INDIAN RIVER COUNTY — Readers looking to relieve the anxiety of their doctor’s appointment, and those visiting the hospital, can ease their minds with free novels while at Cleveland Clinic Indian River Hospital. Now, children – along with adults – can pick up the books at the Little Free Library, located in the Alma Lee Loy Garden near the hospital’s main entrance.
“It’s heartwarming to think of the children and adults who will access this Little Free Library. It might be during a moment of grief, anxiousness or a celebration,” said Meredith Egan, CEO of United Way of Indian River County. “But a book – when they walk through those doors or out of those doors to go home – can transport them to another place, provide a moment of comfort or even a necessary distraction.”
Book lovers who don’t have a medical appointment can also pick up the novels at the small, blue book-exchange box.
“This is a pay it forward program. A child takes a book home. The child can return the same book or another book,” Dr. David Peter said Friday during the unveiling of The Little Free Library box. “This increases access to free books. This is a way the community can share resources.”
Little Free Libraries and book drives continue to spread across the globe as volunteers work tirelessly to promote early literacy and expand book access. The free library box at the hospital was installed June 14 through a partnership with Cleveland Clinic Indian River Hospital, The Learning Alliance and United Way of Indian River County.
The new Little Free Library – which has children’s and adult books – is one of several located throughout Indian River County. The books were donated by caregivers at Cleveland Clinic Indian River Hospital and collected during a book drive held last year at the facility.
“Early learning is so important. The love of books starts early. That can’t be fostered without access to books,” Egan said. “One of the most successful ways to improve reading in achievement of children is to increase their access to books, especially at home. If children can’t read, they can’t learn. If they can’t learn, they can’t succeed.”
The Little Free Library – a worldwide initiative – makes free books accessible to everyone regardless of age, background or economic status. The book-sharing box at the hospital is open 24 hours a day, seven days a week.
Marie O’Brien, director of advocacy for The Learning Alliance, stressed the importance of literacy and how it can shape one’s future.
“If you can’t read, your life gets harder. Literacy is the number one predictor of individual success and community prosperity,” O’Brien said. O’Brien also quoted a study from Yale University that stated literacy was the number one indicator of adult health.
“Deep reading brings the ability to have emotional intelligence and compassion,” O’Brien said. “These are considered survival skills. That’s what helps people to live longer.”
O’Brien is also the facilitator of Moonshot Community Action Network, a local nonprofit focused on having 90 percent of students reading on grade level by the end of third grade. The organization – which has the distinctive, spaced themed Moonshot Rocket Bus – is known for hosting family-fun reading and educational events.
O’Brien pointed out that reading scores for Indian River County students have recently improved.
“Indian River County is now seventh in the state for third-grade reading. Prior to that, in 2019, we were 31st in the state,” O’Brien said. “We are making a lot of strides. We’re doing much better. It’s because of the commitment of the community.”
The books, O’Brien said, have the power to heal, connect and transform lives.

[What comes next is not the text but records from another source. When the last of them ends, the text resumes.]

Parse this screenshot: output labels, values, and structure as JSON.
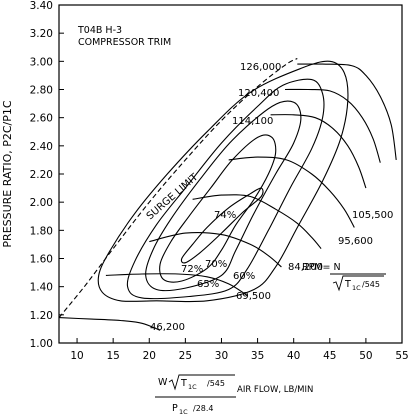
{
  "chart_data": {
    "type": "line",
    "title_lines": [
      "T04B H-3",
      "COMPRESSOR TRIM"
    ],
    "ylabel": "PRESSURE RATIO, P2C/P1C",
    "xlabel": {
      "w": "W",
      "sqrt_inner": "T",
      "sqrt_sub": "1C",
      "sqrt_div": "/545",
      "suffix": "AIR FLOW, LB/MIN",
      "den": "P",
      "den_sub": "1C",
      "den_div": "/28.4"
    },
    "rpm_label": {
      "text": "RPM= N",
      "sqrt_inner": "T",
      "sqrt_sub": "1C",
      "sqrt_div": "/545"
    },
    "surge_label": "SURGE LIMIT",
    "xlim": [
      7.5,
      55
    ],
    "ylim": [
      1.0,
      3.4
    ],
    "x_ticks": [
      10,
      15,
      20,
      25,
      30,
      35,
      40,
      45,
      50,
      55
    ],
    "x_tick_labels": [
      "10",
      "15",
      "20",
      "25",
      "30",
      "35",
      "40",
      "45",
      "50",
      "55"
    ],
    "y_ticks": [
      1.0,
      1.2,
      1.4,
      1.6,
      1.8,
      2.0,
      2.2,
      2.4,
      2.6,
      2.8,
      3.0,
      3.2,
      3.4
    ],
    "y_tick_labels": [
      "1.00",
      "1.20",
      "1.40",
      "1.60",
      "1.80",
      "2.00",
      "2.20",
      "2.40",
      "2.60",
      "2.80",
      "3.00",
      "3.20",
      "3.40"
    ],
    "grid": false,
    "surge_line": [
      [
        7.5,
        1.18
      ],
      [
        11,
        1.4
      ],
      [
        15,
        1.67
      ],
      [
        20,
        2.0
      ],
      [
        25,
        2.3
      ],
      [
        30,
        2.58
      ],
      [
        35,
        2.82
      ],
      [
        39,
        2.98
      ],
      [
        40.5,
        3.02
      ]
    ],
    "speed_lines": [
      {
        "label": "126,000",
        "points": [
          [
            40.5,
            2.98
          ],
          [
            44,
            2.98
          ],
          [
            48,
            2.97
          ],
          [
            50,
            2.9
          ],
          [
            52,
            2.75
          ],
          [
            53.5,
            2.55
          ],
          [
            54.2,
            2.3
          ]
        ]
      },
      {
        "label": "120,400",
        "points": [
          [
            38.8,
            2.8
          ],
          [
            42,
            2.8
          ],
          [
            45,
            2.79
          ],
          [
            47.5,
            2.72
          ],
          [
            49.5,
            2.6
          ],
          [
            51,
            2.45
          ],
          [
            52,
            2.28
          ]
        ]
      },
      {
        "label": "114,100",
        "points": [
          [
            36.8,
            2.62
          ],
          [
            40,
            2.62
          ],
          [
            43,
            2.6
          ],
          [
            45.5,
            2.52
          ],
          [
            47.5,
            2.4
          ],
          [
            49,
            2.25
          ],
          [
            50,
            2.1
          ]
        ]
      },
      {
        "label": "105,500",
        "points": [
          [
            31,
            2.3
          ],
          [
            35,
            2.32
          ],
          [
            39,
            2.3
          ],
          [
            42.5,
            2.2
          ],
          [
            45,
            2.08
          ],
          [
            47,
            1.95
          ],
          [
            48.4,
            1.82
          ]
        ]
      },
      {
        "label": "95,600",
        "points": [
          [
            26,
            2.02
          ],
          [
            30,
            2.05
          ],
          [
            34,
            2.04
          ],
          [
            37.5,
            1.95
          ],
          [
            40.5,
            1.85
          ],
          [
            42.5,
            1.75
          ],
          [
            43.8,
            1.67
          ]
        ]
      },
      {
        "label": "84,200",
        "points": [
          [
            20,
            1.72
          ],
          [
            25,
            1.78
          ],
          [
            30,
            1.77
          ],
          [
            34,
            1.7
          ],
          [
            36.5,
            1.62
          ],
          [
            38.3,
            1.54
          ]
        ]
      },
      {
        "label": "69,500",
        "points": [
          [
            14,
            1.48
          ],
          [
            19,
            1.49
          ],
          [
            24,
            1.49
          ],
          [
            28,
            1.47
          ],
          [
            31,
            1.42
          ],
          [
            33.5,
            1.34
          ]
        ]
      },
      {
        "label": "46,200",
        "points": [
          [
            7.5,
            1.18
          ],
          [
            12,
            1.17
          ],
          [
            16,
            1.16
          ],
          [
            19,
            1.14
          ],
          [
            21.5,
            1.09
          ]
        ]
      }
    ],
    "efficiency_islands": [
      {
        "label": "74%",
        "points": [
          [
            34,
            2.06
          ],
          [
            35.5,
            2.1
          ],
          [
            35.5,
            2.04
          ],
          [
            33,
            1.93
          ],
          [
            30,
            1.78
          ],
          [
            27,
            1.64
          ],
          [
            25,
            1.57
          ],
          [
            24.5,
            1.6
          ],
          [
            26,
            1.7
          ],
          [
            28,
            1.82
          ],
          [
            31,
            1.96
          ],
          [
            34,
            2.06
          ]
        ]
      },
      {
        "label": "72%",
        "points": [
          [
            35,
            2.46
          ],
          [
            37,
            2.46
          ],
          [
            37.5,
            2.35
          ],
          [
            36.5,
            2.2
          ],
          [
            34.5,
            2.02
          ],
          [
            32,
            1.84
          ],
          [
            30,
            1.66
          ],
          [
            28,
            1.53
          ],
          [
            24.5,
            1.44
          ],
          [
            22,
            1.45
          ],
          [
            21.5,
            1.56
          ],
          [
            23,
            1.72
          ],
          [
            25.5,
            1.9
          ],
          [
            28.5,
            2.1
          ],
          [
            31.5,
            2.3
          ],
          [
            35,
            2.46
          ]
        ]
      },
      {
        "label": "70%",
        "points": [
          [
            37,
            2.68
          ],
          [
            40,
            2.71
          ],
          [
            41,
            2.6
          ],
          [
            40,
            2.42
          ],
          [
            37.5,
            2.2
          ],
          [
            34.5,
            1.92
          ],
          [
            32,
            1.66
          ],
          [
            30,
            1.48
          ],
          [
            25,
            1.39
          ],
          [
            21,
            1.38
          ],
          [
            19.5,
            1.48
          ],
          [
            20.5,
            1.66
          ],
          [
            23,
            1.88
          ],
          [
            27,
            2.16
          ],
          [
            31.5,
            2.44
          ],
          [
            37,
            2.68
          ]
        ]
      },
      {
        "label": "65%",
        "points": [
          [
            38.5,
            2.83
          ],
          [
            42.5,
            2.87
          ],
          [
            44,
            2.77
          ],
          [
            44,
            2.6
          ],
          [
            42.5,
            2.38
          ],
          [
            39.5,
            2.1
          ],
          [
            36.5,
            1.8
          ],
          [
            33.5,
            1.52
          ],
          [
            31,
            1.38
          ],
          [
            25.5,
            1.33
          ],
          [
            19,
            1.32
          ],
          [
            17,
            1.4
          ],
          [
            18,
            1.58
          ],
          [
            21,
            1.84
          ],
          [
            25,
            2.1
          ],
          [
            30,
            2.42
          ],
          [
            35,
            2.68
          ],
          [
            38.5,
            2.83
          ]
        ]
      },
      {
        "label": "60%",
        "points": [
          [
            41,
            2.95
          ],
          [
            45,
            3.0
          ],
          [
            47,
            2.92
          ],
          [
            47.5,
            2.72
          ],
          [
            46.5,
            2.45
          ],
          [
            44,
            2.15
          ],
          [
            40.5,
            1.82
          ],
          [
            37.5,
            1.54
          ],
          [
            34.5,
            1.38
          ],
          [
            28,
            1.3
          ],
          [
            21,
            1.3
          ],
          [
            16,
            1.3
          ],
          [
            13.5,
            1.36
          ],
          [
            13,
            1.48
          ],
          [
            14.5,
            1.65
          ],
          [
            18,
            1.92
          ],
          [
            22.5,
            2.2
          ],
          [
            28,
            2.5
          ],
          [
            34,
            2.78
          ],
          [
            41,
            2.95
          ]
        ]
      }
    ]
  }
}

Peter pointed out that improving one’s literacy does not end in childhood.
“Nearly nine out of ten adults lack the skills needed to adequately manage their healthcare and prevent diseases,” said Peter while quoting statistics from the National Assessment of Adult Literacy. “Poor literacy has been directly linked to poor health outcomes, higher rates of hospitalization, less use of preventative services, minimal prescription and care plan compliance, and mortality.”
Peter said children and adults become better readers and increase their comprehension when reading a variety of texts, especially for leisure.
“The Little Free Library may encourage readers to expand outside their favorite book types and genres by giving them an opportunity to read a book they may not have otherwise chosen – because it’s free,” Peter said.
Just north in Brevard County, community organizers are holding several book giveaways under an initiative called The Little Black Book Drive. The campaign aims to give free books on Black history, STEM, adventure, mystery and science fiction to Space Coast youth.
Whether a young reader or older, the free libraries will help to positively transform lives, one book at a time, Egan said.
“Books have the power to take us to different worlds, to broaden our horizons, and to inspire us to dream beyond our current circumstances,” Egan said. “They spark curiosity, ignite the imagination and foster a love of learning that knows no bounds.”
A list of local Little Free Libraries can be found on the United Way of Indian River County website.